Another problem with draft eligible sophomores is signability. Since Russell can still be draft twice after this draft, he won't lose leverage should he return to school at the deadline. In addition, with only two years of college baseball under his belt, it's hard to determine whether or not his power is a fluke. That said, the raw projectability is certainly intriguing. Rox Girl, your take?
Rox Girl's Take
Look at that video clip you pulled again. First of all, note that there's zero deception in the motion of the pitcher, and zero movement on the pitch he's thrown right down the middle. Despite what the announcer says, it's not high and outside, Russell's just falling back on it. With a right handed pitcher leaving a mistake fastball up and down the middle to a left handed power bat, I would expect the ball to be hammered, but I would expect it to be a line drive toward the gaps or pulled into the right field seats, not a long and high fly to left. Watch the replay at the 0:43 second mark and slow it down to break apart the swing. The first thing I noticed was that the right foot moves into the swing and plants, while the back foot pivots, meaning that there's no real drive being generated from his legs. The second thing I noticed is that Kyle's front elbow goes out and skyward in his swing, pulling the bat through in an uppercut and the follow through pops him out of the stance into something more open long after the ball has departed.

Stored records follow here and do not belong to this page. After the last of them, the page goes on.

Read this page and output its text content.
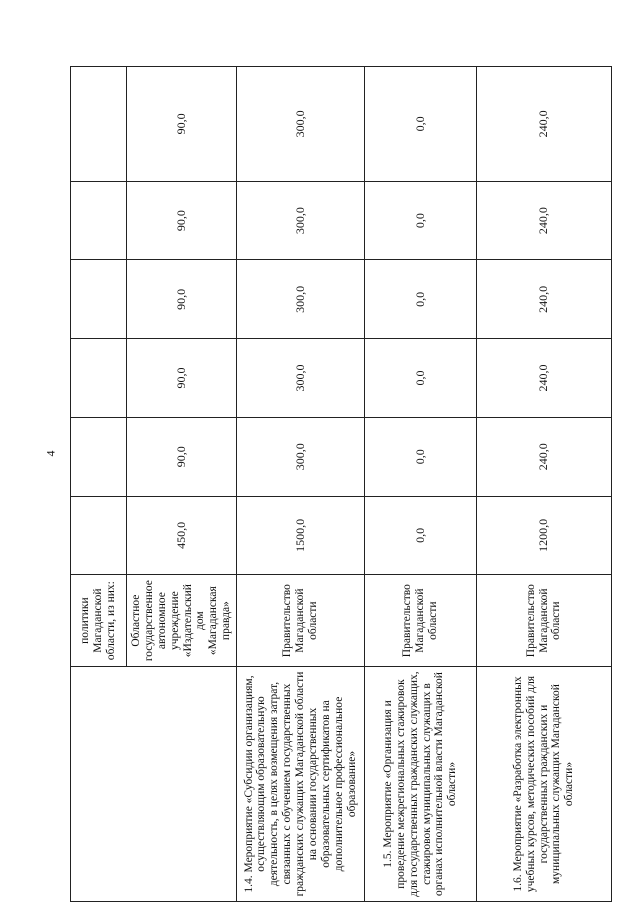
4
	политики Магаданской области, из них:						
	Областное государственное автономное учреждение «Издательский дом «Магаданская правда»	450,0	90,0	90,0	90,0	90,0	90,0
1.4. Мероприятие «Субсидии организациям, осуществляющим образовательную деятельность, в целях возмещения затрат, связанных с обучением государственных гражданских служащих Магаданской области на основании государственных образовательных сертификатов на дополнительное профессиональное образование»	Правительство Магаданской области	1500,0	300,0	300,0	300,0	300,0	300,0
1.5. Мероприятие «Организация и проведение межрегиональных стажировок для государственных гражданских служащих, стажировок муниципальных служащих в органах исполнительной власти Магаданской области»	Правительство Магаданской области	0,0	0,0	0,0	0,0	0,0	0,0
1.6. Мероприятие «Разработка электронных учебных курсов, методических пособий для государственных гражданских и муниципальных служащих Магаданской области»	Правительство Магаданской области	1200,0	240,0	240,0	240,0	240,0	240,0
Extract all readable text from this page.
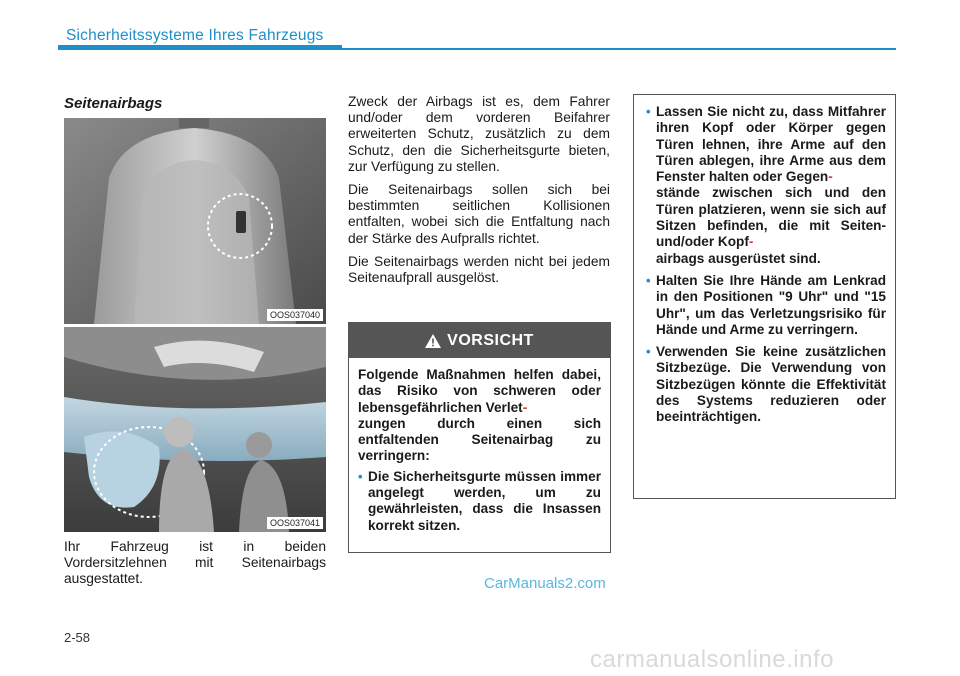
Sicherheitssysteme Ihres Fahrzeugs
Seitenairbags
OOS037040
OOS037041
Ihr Fahrzeug ist in beiden Vordersitzlehnen mit Seitenairbags ausgestattet.

Zweck der Airbags ist es, dem Fahrer und/oder dem vorderen Beifahrer erweiterten Schutz, zusätzlich zu dem Schutz, den die Sicherheitsgurte bieten, zur Verfügung zu stellen.

Die Seitenairbags sollen sich bei bestimmten seitlichen Kollisionen entfalten, wobei sich die Entfaltung nach der Stärke des Aufpralls richtet.

Die Seitenairbags werden nicht bei jedem Seitenaufprall ausgelöst.

VORSICHT

Folgende Maßnahmen helfen dabei, das Risiko von schweren oder lebensgefährlichen Verlet-
zungen durch einen sich entfaltenden Seitenairbag zu verringern:

• Die Sicherheitsgurte müssen immer angelegt werden, um zu gewährleisten, dass die Insassen korrekt sitzen.
• Lassen Sie nicht zu, dass Mitfahrer ihren Kopf oder Körper gegen Türen lehnen, ihre Arme auf den Türen ablegen, ihre Arme aus dem Fenster halten oder Gegen-
stände zwischen sich und den Türen platzieren, wenn sie sich auf Sitzen befinden, die mit Seiten- und/oder Kopf-
airbags ausgerüstet sind.
• Halten Sie Ihre Hände am Lenkrad in den Positionen "9 Uhr" und "15 Uhr", um das Verletzungsrisiko für Hände und Arme zu verringern.
• Verwenden Sie keine zusätzlichen Sitzbezüge. Die Verwendung von Sitzbezügen könnte die Effektivität des Systems reduzieren oder beeinträchtigen.
CarManuals2.com
2-58
carmanualsonline.info
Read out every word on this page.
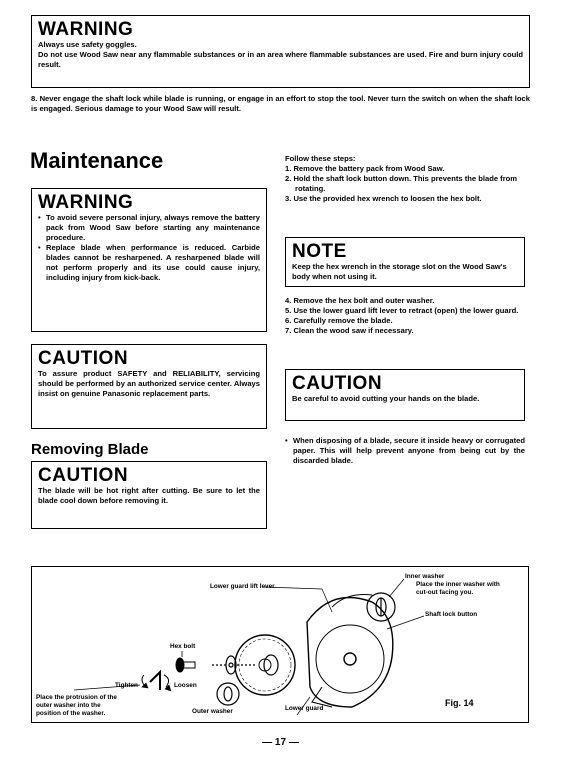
WARNING
Always use safety goggles.
Do not use Wood Saw near any flammable substances or in an area where flammable substances are used. Fire and burn injury could result.
8. Never engage the shaft lock while blade is running, or engage in an effort to stop the tool. Never turn the switch on when the shaft lock is engaged. Serious damage to your Wood Saw will result.
Maintenance
WARNING
• To avoid severe personal injury, always remove the battery pack from Wood Saw before starting any maintenance procedure.
• Replace blade when performance is reduced. Carbide blades cannot be resharpened. A resharpened blade will not perform properly and its use could cause injury, including injury from kick-back.
CAUTION
To assure product SAFETY and RELIABILITY, servicing should be performed by an authorized service center. Always insist on genuine Panasonic replacement parts.
Removing Blade
CAUTION
The blade will be hot right after cutting. Be sure to let the blade cool down before removing it.
Follow these steps:
1. Remove the battery pack from Wood Saw.
2. Hold the shaft lock button down. This prevents the blade from rotating.
3. Use the provided hex wrench to loosen the hex bolt.
NOTE
Keep the hex wrench in the storage slot on the Wood Saw's body when not using it.
4. Remove the hex bolt and outer washer.
5. Use the lower guard lift lever to retract (open) the lower guard.
6. Carefully remove the blade.
7. Clean the wood saw if necessary.
CAUTION
Be careful to avoid cutting your hands on the blade.
• When disposing of a blade, secure it inside heavy or corrugated paper. This will help prevent anyone from being cut by the discarded blade.
Lower guard lift lever
Inner washer
Place the inner washer with cut-out facing you.
Shaft lock button
Hex bolt
Tighten	Loosen
Place the protrusion of the outer washer into the position of the washer.	Outer washer	Lower guard
Fig. 14
— 17 —
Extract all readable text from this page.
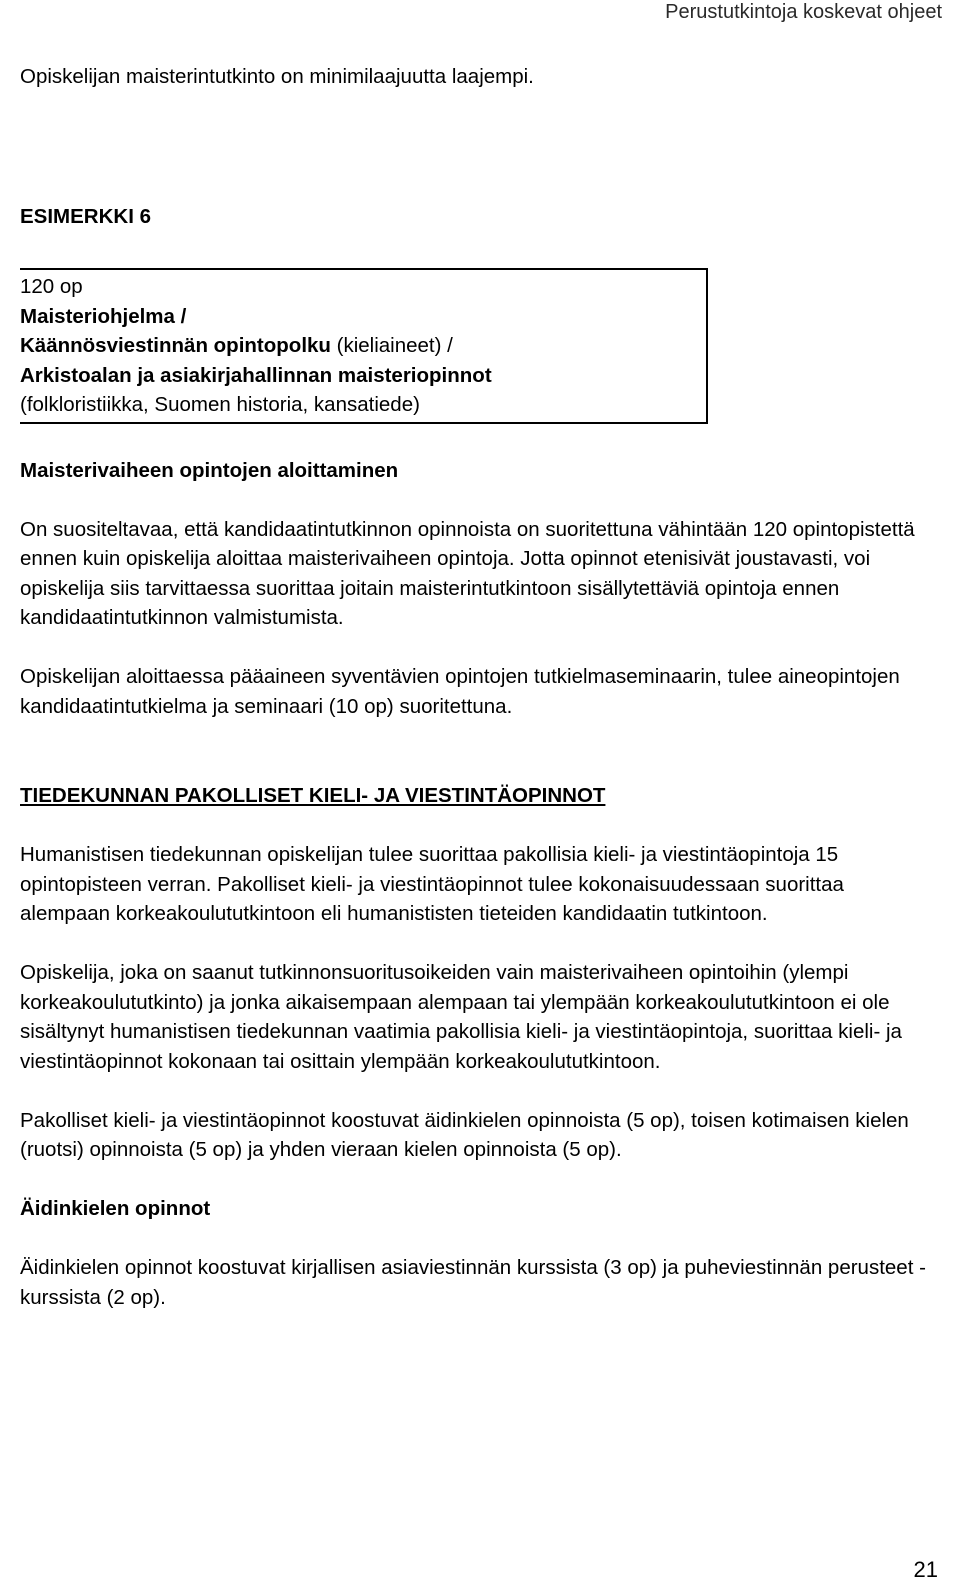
Perustutkintoja koskevat ohjeet

Opiskelijan maisterintutkinto on minimilaajuutta laajempi.

ESIMERKKI 6

120 op
Maisteriohjelma /
Käännösviestinnän opintopolku (kieliaineet) /
Arkistoalan ja asiakirjahallinnan maisteriopinnot
(folkloristiikka, Suomen historia, kansatiede)

Maisterivaiheen opintojen aloittaminen

On suositeltavaa, että kandidaatintutkinnon opinnoista on suoritettuna vähintään 120 opintopistettä ennen kuin opiskelija aloittaa maisterivaiheen opintoja. Jotta opinnot etenisivät joustavasti, voi opiskelija siis tarvittaessa suorittaa joitain maisterintutkintoon sisällytettäviä opintoja ennen kandidaatintutkinnon valmistumista.

Opiskelijan aloittaessa pääaineen syventävien opintojen tutkielmaseminaarin, tulee aineopintojen kandidaatintutkielma ja seminaari (10 op) suoritettuna.

TIEDEKUNNAN PAKOLLISET KIELI- JA VIESTINTÄOPINNOT

Humanistisen tiedekunnan opiskelijan tulee suorittaa pakollisia kieli- ja viestintäopintoja 15 opintopisteen verran. Pakolliset kieli- ja viestintäopinnot tulee kokonaisuudessaan suorittaa alempaan korkeakoulututkintoon eli humanististen tieteiden kandidaatin tutkintoon.

Opiskelija, joka on saanut tutkinnonsuoritusoikeiden vain maisterivaiheen opintoihin (ylempi korkeakoulututkinto) ja jonka aikaisempaan alempaan tai ylempään korkeakoulututkintoon ei ole sisältynyt humanistisen tiedekunnan vaatimia pakollisia kieli- ja viestintäopintoja, suorittaa kieli- ja viestintäopinnot kokonaan tai osittain ylempään korkeakoulututkintoon.

Pakolliset kieli- ja viestintäopinnot koostuvat äidinkielen opinnoista (5 op), toisen kotimaisen kielen (ruotsi) opinnoista (5 op) ja yhden vieraan kielen opinnoista (5 op).

Äidinkielen opinnot

Äidinkielen opinnot koostuvat kirjallisen asiaviestinnän kurssista (3 op) ja puheviestinnän perusteet -kurssista (2 op).

21
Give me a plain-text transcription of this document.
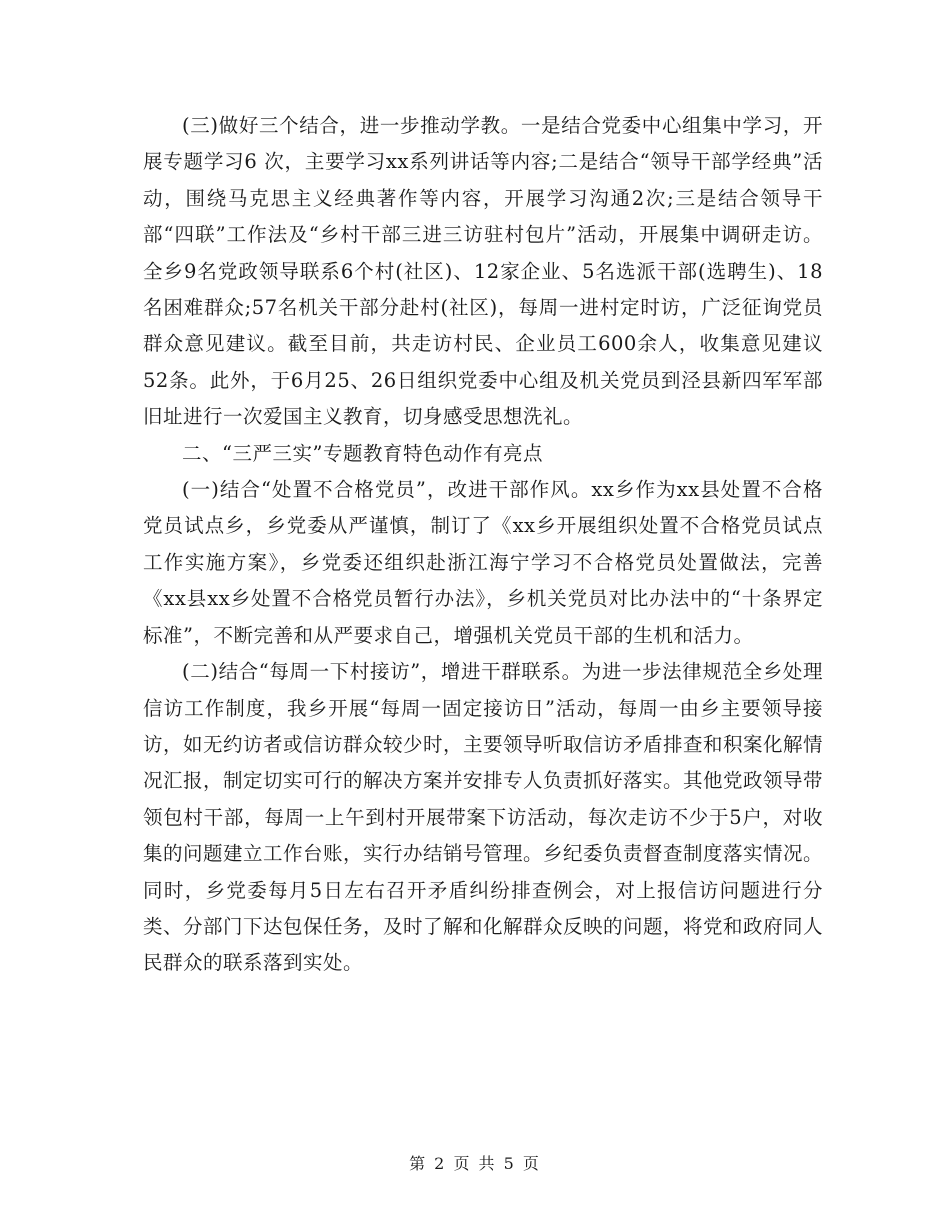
(三)做好三个结合，进一步推动学教。一是结合党委中心组集中学习，开展专题学习6 次，主要学习xx系列讲话等内容;二是结合“领导干部学经典”活动，围绕马克思主义经典著作等内容，开展学习沟通2次;三是结合领导干部“四联”工作法及“乡村干部三进三访驻村包片”活动，开展集中调研走访。全乡9名党政领导联系6个村(社区)、12家企业、5名选派干部(选聘生)、18名困难群众;57名机关干部分赴村(社区)，每周一进村定时访，广泛征询党员群众意见建议。截至目前，共走访村民、企业员工600余人，收集意见建议52条。此外，于6月25、26日组织党委中心组及机关党员到泾县新四军军部旧址进行一次爱国主义教育，切身感受思想洗礼。

二、“三严三实”专题教育特色动作有亮点

(一)结合“处置不合格党员”，改进干部作风。xx乡作为xx县处置不合格党员试点乡，乡党委从严谨慎，制订了《xx乡开展组织处置不合格党员试点工作实施方案》，乡党委还组织赴浙江海宁学习不合格党员处置做法，完善《xx县xx乡处置不合格党员暂行办法》，乡机关党员对比办法中的“十条界定标准”，不断完善和从严要求自己，增强机关党员干部的生机和活力。

(二)结合“每周一下村接访”，增进干群联系。为进一步法律规范全乡处理信访工作制度，我乡开展“每周一固定接访日”活动，每周一由乡主要领导接访，如无约访者或信访群众较少时，主要领导听取信访矛盾排查和积案化解情况汇报，制定切实可行的解决方案并安排专人负责抓好落实。其他党政领导带领包村干部，每周一上午到村开展带案下访活动，每次走访不少于5户，对收集的问题建立工作台账，实行办结销号管理。乡纪委负责督查制度落实情况。同时，乡党委每月5日左右召开矛盾纠纷排查例会，对上报信访问题进行分类、分部门下达包保任务，及时了解和化解群众反映的问题，将党和政府同人民群众的联系落到实处。

第 2 页 共 5 页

In short, that hit that's a homerun with aluminum would be a pop up to the left fielder if he's unlucky, but more likely a foul into the crowd and short of the wall with wood. That said, to generate enough power to get it deep to left field with that many mechanical issues shows that should they straighten those out, there's a lot of potential there. In my eyes, unless there have been some serious steps forward in Russell's swing this year, it's too risky for a first round pick, particularly one in the top ten when there's so much more refined talent available. As David mentions, his eligibility status gives him a lot of leverage and I don't see him signing later in the draft where I think he'd be a more appropriate selection.
Russ' Final Assessment
Certainly, Russell has show the ability that could make him a top-10 draft pick, but as David and Rox Girl point out there are some serious concerns surrounding him. Is this the kind of player the Rockies should take this year? No, I don't believe so. There is too much risk here and while the Rockies are willing to go out on a limb in the draft on occasion, this isn't a time they should do so. He led the Cape Cod League in strikeouts with over 60 and the Rockies already have quite a number of players that swing and miss too often.
Tim Lincecum was a draft-eligible sophomore in 2005 and wasn't selected until the 42nd round. He had a problem with walks that season and went back to Washington in 2006 and we all know how that turned out for Lincecum. Russell won't fall that low this year unless he tells teams he wants seven figures before the draft starts, but he'd certainly stand to gain more after his junior year if he proves that this year isn't a fluke. With the new universal signing date in the middle of August, teams will hopefully be more astute in gauging the interest of their picks to sign with the team.
If at the
ninth eighth pick I had a choice between Russell and Rutgers' Todd Frazier, I'd take Frazier. He has a better track record in college and during summer league play.